Back to Talks

Visual Pipelines for Text Analysis

Benjamin Bengfort District Data Labs

Audience level: Intermediate
Topic area: Modeling


Employing machine learning in practice is half search, half expertise, and half blind luck. In this talk we will explore how to make the luck half less blind by using visual pipelines to steer model selection from raw input to operational prediction. We will look specifically at extending transformer pipelines with visualizers for sentiment analysis and topic modeling text corpora.

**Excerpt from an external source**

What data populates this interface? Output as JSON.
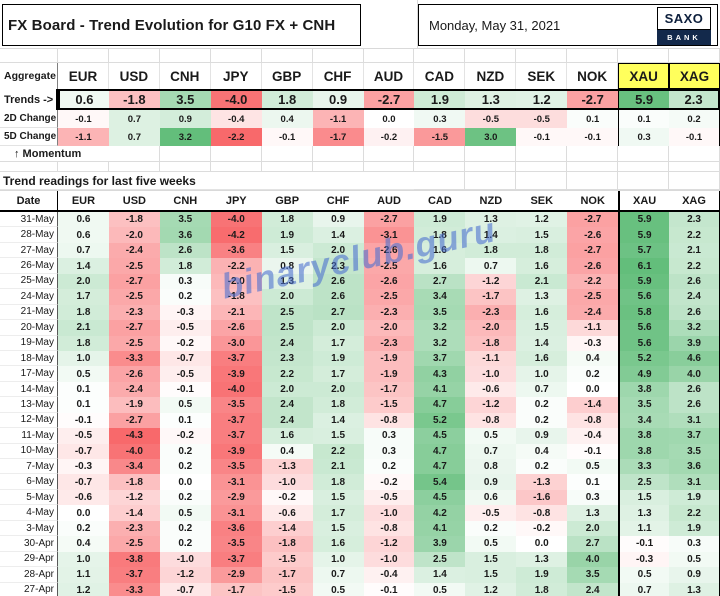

As machine learning techniques have become increasingly important in applications and human decision making, the tools to train models have become increasingly simple to use at ever higher levels of abstraction. The good news is that it now takes relatively few lines of code to employ Scikit-Learn or Tensorflow across a variety of model families and forms; the bad news is that there are so many options it's difficult to evaluate the relative effectiveness of one model over another. And although model selection has been somewhat automated through standardized APIs, search, or even GUI-based applications, most practitioners will tell you that human intuition, domain expertise, and guidance is necessary to hone in on quality models.

So in a world of pipelines, grid search, and representational mysticism how can you effectively interpret fitted models or achieve better performance? Can we do better than cross-validation and a metric to select our models? In this talk, we propose that with visual pipelines implemented in a new Python library, Yellowbrick, the model selection process can be steered to more quickly achieve better performing and more understandable models. And as importantly, pipelines can be used to operationalize models from user input to application-specific predictions and inferences.

Yellowbrick extends the Scikit-Learn API with a new estimator, the Visualizer, an object that learns from data and presents it in a visual form. Yellowbrick visualizations can act as transformers, shedding light on high dimensional feature space as well as model evaluators, providing visual insight into how specific model families operate to make predictions. The API wraps matplotlib to create publication-ready figures, integrating seamlessly with the machine learning workflow.

In this talk, we'll demonstrate how to create visual pipelines in a common machine learning application: sentiment analysis and topic modeling. We will show how transformer pipelines that go from raw input to prediction can be extended with model-specific visualization to improve text classification and clustering analysis and promote the interpretability of results. Our exploration will also allow us to more clearly understand model complexity and the bias/variance trade-off, as well as being able to detect model decay over time. Finally we will present some text-specific visualizers and explore how to create our own, model-specific visualizations.